Filed under: art, business, theatre, Uncategorized | Tags: arts, economics, EconTalk, grants, Munger
Seriously. Is it?
I spent most of September scrambling to finish a series of grants that were all due simultaneously. I hadn’t bothered to apply for a grant in a while – my will had been broken a bit and I just hadn’t been able to muster the energy. But in September, I went all out. Grant, grant, grant. Working on them, writing them, attending the info sessions, editing them, wrestling with the video editing/copying software for the required work samples, enlisting help from at least 3 people, printing the grants, copying the grants, delivering the grants. It took a lot of time and resources but I figured, “Hey, if we could pull in a few grand for these theatre projects, it would make an enormous difference.” Also, this is just the way it’s done.
Four months later, I receive rejection letter after rejection letter, each recounting how competitive the process had been and how many worthy applications they’d received and how hard the decision had been. (Rejection letters are written primarily to make the rejectORS feel better. I know because I’ve written a few of them myself.) All told, if we add up the hours I and my colleauges spent and value those hours at $10 an hour (a cut rate, for sure, but it rounds up easy) as well as the money we had to spend on copying and paper and ink and DVDs, etc – we spent about $4000 to apply for these things. This is four times the value of one of the grants and roughly equivalent to the other two. In pure economic terms, this was an enormous waste of time. Even if I’d GOTTEN the grants.
Scott’s been listening to a lot of economics lectures and podcasts lately and he told me about this one that discusses something called All Pay Auctions (a form of something called Rent Seeking.) Grants are essentially an All Pay Auction. The economist on the show illustrates this concept with his students by holding up a $20 bill and saying he’ll sell it to whomever makes the highest bid in cash in a sealed envelope. If I put $10 in the envelope and I’m the highest bidder, I get his $20. If I’m NOT the highest bidder, I lose my $10. Everyone in the class (save the highest bidder) loses their bids. The teacher meanwhile has collected quite a lot and made a tidy profit on his $20 (or else he gets rid of the bids and all the money’s lost.) Munger points out that Grant Seeking is essentially the same proposition. Writing an arts grant means an artist puts $4000 of resources into an envelope which then gets shredded and pulped. We’re hoping we’re going to get $4000 back – but the chances are slim.
Now, what’s in the envelope in this case is not money (directly) but answers to questions, resumes, work samples, etc. Those making grants would likely say that they are choosing the best work – that the bids in this auction are about quality, not quantity. However, if we look at who receives grants, it’s clear that not ONLY good work rises to the top of this auction pile. Is everything we see that has received fat grants good? I think not. Sometimes it’s quite the opposite. Are the shows of mine that received grants BETTER than the those that didn’t? Not by a long shot. Very often the criteria for who receives a grant is based on some perception of public good or the possibility that the project will benefit the granting organization in some way or even the amount of resources that a company or individual had to complete the application. We can therefore say, in effect, to the society as a whole (and maybe even to those giving the money) it doesn’t really matter who gets the money. And as Roberts and Munger point out, a competition wherein it doesn’t really matter who wins has not only become meaningless but is an enormous waste of resources.

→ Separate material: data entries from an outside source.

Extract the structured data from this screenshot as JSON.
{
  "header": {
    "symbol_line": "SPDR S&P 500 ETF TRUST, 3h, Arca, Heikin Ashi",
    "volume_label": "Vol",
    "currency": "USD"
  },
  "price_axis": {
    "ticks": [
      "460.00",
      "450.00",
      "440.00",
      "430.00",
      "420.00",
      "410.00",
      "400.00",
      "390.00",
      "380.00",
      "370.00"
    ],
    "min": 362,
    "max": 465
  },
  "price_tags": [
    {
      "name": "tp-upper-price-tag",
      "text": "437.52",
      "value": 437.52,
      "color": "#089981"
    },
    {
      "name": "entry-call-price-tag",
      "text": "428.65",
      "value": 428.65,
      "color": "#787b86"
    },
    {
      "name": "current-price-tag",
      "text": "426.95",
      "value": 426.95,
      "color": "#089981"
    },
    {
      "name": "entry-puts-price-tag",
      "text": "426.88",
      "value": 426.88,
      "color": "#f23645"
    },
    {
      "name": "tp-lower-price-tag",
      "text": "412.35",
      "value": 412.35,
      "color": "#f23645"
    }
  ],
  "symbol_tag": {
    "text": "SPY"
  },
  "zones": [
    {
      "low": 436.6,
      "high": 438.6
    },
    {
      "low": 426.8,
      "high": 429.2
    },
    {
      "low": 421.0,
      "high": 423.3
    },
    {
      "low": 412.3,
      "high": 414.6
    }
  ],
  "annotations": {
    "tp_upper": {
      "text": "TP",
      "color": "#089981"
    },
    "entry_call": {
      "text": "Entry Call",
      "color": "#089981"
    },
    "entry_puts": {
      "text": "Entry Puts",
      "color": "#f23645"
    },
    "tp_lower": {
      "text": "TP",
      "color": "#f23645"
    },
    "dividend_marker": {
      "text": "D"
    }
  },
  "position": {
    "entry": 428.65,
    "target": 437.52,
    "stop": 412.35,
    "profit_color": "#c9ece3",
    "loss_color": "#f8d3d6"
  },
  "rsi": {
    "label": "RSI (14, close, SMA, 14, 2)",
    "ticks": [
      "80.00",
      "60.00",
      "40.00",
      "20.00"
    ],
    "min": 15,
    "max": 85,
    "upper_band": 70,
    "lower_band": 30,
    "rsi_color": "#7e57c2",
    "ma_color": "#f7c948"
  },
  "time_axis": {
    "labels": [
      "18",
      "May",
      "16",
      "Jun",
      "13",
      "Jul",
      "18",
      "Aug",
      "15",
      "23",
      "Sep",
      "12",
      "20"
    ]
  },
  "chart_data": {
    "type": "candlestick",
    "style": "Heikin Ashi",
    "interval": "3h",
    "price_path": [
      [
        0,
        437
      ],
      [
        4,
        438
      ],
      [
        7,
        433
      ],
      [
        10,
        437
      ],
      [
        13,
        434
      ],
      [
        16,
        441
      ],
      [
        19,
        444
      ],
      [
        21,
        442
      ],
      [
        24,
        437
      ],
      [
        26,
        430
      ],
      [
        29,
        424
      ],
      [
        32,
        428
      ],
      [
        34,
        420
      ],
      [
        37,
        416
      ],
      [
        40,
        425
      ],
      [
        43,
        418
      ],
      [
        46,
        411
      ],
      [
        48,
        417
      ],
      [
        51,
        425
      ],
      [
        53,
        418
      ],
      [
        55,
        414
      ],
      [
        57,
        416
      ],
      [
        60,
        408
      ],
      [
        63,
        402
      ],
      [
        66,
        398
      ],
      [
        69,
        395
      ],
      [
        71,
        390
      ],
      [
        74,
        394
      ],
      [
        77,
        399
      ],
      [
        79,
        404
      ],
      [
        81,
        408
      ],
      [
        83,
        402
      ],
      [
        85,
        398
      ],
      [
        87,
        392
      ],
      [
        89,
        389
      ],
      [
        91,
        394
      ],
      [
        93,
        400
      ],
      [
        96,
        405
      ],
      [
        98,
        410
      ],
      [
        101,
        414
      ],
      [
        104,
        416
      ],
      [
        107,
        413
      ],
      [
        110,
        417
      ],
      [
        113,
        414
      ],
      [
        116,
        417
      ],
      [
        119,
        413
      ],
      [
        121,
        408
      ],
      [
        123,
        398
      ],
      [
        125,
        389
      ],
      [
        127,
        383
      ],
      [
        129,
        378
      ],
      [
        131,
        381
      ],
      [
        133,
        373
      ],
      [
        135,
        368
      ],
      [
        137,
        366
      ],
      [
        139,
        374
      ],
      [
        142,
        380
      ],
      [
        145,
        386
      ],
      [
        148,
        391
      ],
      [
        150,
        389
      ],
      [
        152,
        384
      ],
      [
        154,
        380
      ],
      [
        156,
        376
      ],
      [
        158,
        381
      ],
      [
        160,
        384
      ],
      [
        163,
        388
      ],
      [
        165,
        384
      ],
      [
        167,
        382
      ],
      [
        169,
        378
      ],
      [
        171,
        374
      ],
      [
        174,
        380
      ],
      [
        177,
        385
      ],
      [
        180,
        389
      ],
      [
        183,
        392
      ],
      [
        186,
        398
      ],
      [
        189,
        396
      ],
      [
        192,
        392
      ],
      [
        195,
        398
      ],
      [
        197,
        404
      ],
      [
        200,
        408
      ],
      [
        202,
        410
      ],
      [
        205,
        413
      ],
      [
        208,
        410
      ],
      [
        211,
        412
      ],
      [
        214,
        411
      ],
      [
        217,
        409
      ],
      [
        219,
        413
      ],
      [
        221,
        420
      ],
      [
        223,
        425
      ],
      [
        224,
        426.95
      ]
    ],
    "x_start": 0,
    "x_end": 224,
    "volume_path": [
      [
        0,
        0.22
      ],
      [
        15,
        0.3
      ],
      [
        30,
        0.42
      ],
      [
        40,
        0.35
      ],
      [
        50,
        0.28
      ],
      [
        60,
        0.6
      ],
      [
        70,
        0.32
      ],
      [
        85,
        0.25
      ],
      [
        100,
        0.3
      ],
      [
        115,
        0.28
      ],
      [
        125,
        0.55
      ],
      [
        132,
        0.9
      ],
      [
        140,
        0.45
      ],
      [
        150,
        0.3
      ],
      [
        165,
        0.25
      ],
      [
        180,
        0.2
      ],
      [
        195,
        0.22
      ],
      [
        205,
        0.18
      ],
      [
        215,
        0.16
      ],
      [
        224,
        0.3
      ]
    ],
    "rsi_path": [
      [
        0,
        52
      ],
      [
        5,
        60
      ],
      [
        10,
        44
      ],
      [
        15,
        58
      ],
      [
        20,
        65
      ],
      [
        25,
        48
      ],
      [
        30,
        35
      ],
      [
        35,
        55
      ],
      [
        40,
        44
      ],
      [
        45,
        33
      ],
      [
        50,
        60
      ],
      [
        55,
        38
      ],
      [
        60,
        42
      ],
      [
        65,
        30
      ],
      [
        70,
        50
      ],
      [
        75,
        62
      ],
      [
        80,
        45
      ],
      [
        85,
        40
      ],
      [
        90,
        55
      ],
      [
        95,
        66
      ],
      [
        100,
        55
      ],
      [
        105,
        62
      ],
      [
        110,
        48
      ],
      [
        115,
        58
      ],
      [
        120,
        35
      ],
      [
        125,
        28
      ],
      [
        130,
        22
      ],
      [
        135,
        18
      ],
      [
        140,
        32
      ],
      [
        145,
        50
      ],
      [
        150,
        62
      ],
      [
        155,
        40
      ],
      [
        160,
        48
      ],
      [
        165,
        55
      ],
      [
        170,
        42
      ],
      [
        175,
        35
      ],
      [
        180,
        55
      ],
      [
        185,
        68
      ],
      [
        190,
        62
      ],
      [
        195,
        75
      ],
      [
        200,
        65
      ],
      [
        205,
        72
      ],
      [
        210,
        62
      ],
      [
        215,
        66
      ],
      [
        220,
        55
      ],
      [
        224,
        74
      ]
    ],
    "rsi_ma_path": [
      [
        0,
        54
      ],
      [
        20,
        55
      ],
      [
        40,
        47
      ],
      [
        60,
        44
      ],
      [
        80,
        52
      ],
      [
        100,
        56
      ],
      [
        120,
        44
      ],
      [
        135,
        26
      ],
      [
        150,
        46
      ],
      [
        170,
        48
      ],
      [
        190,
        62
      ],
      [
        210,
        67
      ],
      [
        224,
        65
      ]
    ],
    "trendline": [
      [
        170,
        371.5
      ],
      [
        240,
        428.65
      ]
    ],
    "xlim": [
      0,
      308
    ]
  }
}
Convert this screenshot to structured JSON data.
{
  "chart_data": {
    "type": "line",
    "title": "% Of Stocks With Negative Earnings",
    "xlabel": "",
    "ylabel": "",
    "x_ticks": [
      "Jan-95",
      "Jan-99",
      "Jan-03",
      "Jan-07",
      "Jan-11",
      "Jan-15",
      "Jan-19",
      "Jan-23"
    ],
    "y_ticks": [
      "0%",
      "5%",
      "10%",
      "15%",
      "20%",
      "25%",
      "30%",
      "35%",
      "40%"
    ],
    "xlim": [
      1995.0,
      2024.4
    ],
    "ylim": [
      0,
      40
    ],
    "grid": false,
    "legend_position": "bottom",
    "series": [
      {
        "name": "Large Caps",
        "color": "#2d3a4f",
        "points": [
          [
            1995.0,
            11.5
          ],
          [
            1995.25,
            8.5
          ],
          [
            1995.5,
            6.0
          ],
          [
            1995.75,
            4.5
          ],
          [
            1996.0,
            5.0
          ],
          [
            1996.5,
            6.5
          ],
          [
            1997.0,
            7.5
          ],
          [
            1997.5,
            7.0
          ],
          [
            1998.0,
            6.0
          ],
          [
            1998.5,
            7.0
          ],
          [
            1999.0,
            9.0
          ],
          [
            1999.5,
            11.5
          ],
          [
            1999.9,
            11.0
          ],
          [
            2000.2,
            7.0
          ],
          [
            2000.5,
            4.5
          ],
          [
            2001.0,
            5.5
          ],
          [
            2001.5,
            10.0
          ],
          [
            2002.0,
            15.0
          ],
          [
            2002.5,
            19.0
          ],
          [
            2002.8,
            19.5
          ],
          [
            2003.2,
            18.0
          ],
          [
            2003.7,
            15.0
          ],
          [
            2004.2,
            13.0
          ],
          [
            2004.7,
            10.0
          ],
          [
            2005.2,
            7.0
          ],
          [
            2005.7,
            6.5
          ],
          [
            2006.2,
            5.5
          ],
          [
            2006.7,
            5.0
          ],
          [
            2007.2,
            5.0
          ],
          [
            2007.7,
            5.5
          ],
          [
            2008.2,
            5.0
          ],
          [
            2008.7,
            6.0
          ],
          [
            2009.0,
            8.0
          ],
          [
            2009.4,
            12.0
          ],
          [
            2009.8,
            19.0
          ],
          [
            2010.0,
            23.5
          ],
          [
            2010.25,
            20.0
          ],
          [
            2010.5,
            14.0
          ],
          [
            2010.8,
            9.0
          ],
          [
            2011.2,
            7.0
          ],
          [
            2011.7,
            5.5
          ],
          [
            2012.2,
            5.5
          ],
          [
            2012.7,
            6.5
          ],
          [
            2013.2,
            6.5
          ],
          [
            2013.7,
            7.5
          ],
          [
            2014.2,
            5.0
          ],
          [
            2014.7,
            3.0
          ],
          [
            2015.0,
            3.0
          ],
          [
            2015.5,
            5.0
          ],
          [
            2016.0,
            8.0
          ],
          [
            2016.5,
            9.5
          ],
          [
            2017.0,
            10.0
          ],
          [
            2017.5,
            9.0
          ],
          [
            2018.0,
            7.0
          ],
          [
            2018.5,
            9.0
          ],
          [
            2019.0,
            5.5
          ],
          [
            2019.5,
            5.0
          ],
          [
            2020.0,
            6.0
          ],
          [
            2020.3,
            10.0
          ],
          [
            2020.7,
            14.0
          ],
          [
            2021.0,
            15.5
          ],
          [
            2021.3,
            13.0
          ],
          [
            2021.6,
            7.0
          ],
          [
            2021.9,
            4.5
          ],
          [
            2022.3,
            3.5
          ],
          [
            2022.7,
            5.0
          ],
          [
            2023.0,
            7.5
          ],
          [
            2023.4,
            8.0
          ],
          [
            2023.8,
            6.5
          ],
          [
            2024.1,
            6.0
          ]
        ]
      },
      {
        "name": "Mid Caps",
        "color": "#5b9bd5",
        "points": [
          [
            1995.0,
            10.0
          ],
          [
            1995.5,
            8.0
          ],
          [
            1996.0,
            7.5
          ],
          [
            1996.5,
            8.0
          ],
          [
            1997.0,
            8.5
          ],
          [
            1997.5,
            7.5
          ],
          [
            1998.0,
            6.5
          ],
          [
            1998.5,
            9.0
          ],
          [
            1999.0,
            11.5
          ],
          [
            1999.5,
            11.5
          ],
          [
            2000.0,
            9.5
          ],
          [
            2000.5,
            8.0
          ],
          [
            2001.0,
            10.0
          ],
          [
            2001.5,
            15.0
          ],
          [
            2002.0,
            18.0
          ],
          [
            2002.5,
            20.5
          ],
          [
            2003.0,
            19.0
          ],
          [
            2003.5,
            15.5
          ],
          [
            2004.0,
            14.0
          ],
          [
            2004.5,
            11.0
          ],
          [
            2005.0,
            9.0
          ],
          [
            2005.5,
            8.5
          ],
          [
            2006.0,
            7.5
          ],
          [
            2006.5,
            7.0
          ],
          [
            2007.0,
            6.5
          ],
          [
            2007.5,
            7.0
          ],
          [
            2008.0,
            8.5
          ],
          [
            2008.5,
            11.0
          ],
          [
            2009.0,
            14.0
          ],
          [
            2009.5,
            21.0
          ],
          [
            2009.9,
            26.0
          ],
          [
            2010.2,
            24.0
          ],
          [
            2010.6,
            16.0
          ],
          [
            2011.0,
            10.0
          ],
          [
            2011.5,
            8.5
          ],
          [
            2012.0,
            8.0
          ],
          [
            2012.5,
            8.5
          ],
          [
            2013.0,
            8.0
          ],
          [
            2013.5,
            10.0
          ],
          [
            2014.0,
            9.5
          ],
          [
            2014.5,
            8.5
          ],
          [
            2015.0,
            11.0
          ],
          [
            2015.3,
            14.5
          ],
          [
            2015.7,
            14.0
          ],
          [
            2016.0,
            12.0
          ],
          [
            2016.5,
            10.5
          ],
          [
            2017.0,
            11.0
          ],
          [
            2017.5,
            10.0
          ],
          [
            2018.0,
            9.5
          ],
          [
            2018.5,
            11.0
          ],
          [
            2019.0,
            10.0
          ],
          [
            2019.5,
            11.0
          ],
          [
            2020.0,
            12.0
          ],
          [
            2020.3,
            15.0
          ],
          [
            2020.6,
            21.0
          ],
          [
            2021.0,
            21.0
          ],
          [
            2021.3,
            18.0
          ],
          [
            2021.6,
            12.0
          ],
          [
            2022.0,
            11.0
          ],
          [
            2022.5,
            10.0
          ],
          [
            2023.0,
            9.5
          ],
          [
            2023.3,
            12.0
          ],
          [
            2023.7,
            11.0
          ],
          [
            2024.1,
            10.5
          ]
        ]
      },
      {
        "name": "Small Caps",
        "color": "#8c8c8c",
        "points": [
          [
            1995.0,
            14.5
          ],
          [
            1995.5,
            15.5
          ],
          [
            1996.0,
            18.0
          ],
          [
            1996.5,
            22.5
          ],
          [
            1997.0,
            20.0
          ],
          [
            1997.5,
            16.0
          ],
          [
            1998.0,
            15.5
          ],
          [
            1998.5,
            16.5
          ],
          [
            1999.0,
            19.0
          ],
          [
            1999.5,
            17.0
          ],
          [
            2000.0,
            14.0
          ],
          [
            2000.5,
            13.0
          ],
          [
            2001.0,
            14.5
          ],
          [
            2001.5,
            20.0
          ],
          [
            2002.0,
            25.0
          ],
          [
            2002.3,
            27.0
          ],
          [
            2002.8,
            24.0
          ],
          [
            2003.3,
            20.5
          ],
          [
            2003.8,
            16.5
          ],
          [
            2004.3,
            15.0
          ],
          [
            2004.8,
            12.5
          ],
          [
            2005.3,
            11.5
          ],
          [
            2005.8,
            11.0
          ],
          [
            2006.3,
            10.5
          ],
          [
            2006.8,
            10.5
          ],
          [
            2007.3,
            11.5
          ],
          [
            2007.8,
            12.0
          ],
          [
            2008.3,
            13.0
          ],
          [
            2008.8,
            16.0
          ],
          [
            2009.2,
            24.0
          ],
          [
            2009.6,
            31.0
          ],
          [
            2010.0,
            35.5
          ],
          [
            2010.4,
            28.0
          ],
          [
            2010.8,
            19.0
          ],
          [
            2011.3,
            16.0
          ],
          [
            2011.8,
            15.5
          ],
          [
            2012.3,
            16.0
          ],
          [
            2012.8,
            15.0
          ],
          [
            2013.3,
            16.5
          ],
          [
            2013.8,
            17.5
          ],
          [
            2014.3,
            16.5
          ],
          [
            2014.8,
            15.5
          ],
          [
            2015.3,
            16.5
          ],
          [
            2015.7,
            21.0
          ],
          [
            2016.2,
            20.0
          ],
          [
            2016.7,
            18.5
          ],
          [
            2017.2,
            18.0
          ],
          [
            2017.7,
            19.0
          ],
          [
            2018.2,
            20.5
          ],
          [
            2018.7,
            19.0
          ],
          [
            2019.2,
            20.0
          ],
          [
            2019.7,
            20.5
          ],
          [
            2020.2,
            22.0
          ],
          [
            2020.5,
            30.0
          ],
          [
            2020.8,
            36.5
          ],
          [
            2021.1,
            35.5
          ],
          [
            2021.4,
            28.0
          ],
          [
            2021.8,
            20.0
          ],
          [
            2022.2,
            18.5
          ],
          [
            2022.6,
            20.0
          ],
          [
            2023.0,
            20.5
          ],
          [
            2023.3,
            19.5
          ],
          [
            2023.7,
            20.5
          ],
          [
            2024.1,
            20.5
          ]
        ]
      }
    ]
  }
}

Munger and Roberts point to some situations when this sort of competition (Rent Seeking) can work. For example, when there’s an attempt to create a new technology or other things where advancement will benefit society as a whole. They mention the NBA, wherein all the competition (resources are lost by those that don’t get there) improves the quality of the game as a whole. In the realm of the arts, however, there is no societal benefit to grant writing. Artists writing grants don’t improve Art; they improve grant writing. Every hour I spend writing a grant only makes me a little better at grant writing, which has nothing to do with my art. In fact, it makes my art worse, because I’ve lost all those resources (time, time, time, especially time) that I could have spent making my art. Also, in an attempt to get this grant, I might change my art to make it more attractive to grant makers. I might try to be more what grant makers are interested in – which, in my experience, is not the same as better art. It also makes my art worse in that delicate balance of confidence that is a crucial part of making the work. Getting a grant can seem like a vote of confidence from the world – a “yes – you-are-worthy” sort of thing. This gives me a boost, sure, for a minute – but more likely, it just gives me a little check which is only a drop in the bucket in terms of the money I need to make my work. (Almost no grant makers are willing to be the sole funder for something.) Not getting the grant can feel like a slap in the face, like the world saying “Why do you bother?” In the wrong moment, that might be enough to stop me from moving forward.
All this makes me wonder about what I’m going to do the next time I hear about a grant I’m eligible for. Will I spend $4000 in resources to get $1000? I’d rather not. I’m just not sure what my other options might be. Let’s bust this system OPEN artists! Ideas? We’re creative people, right?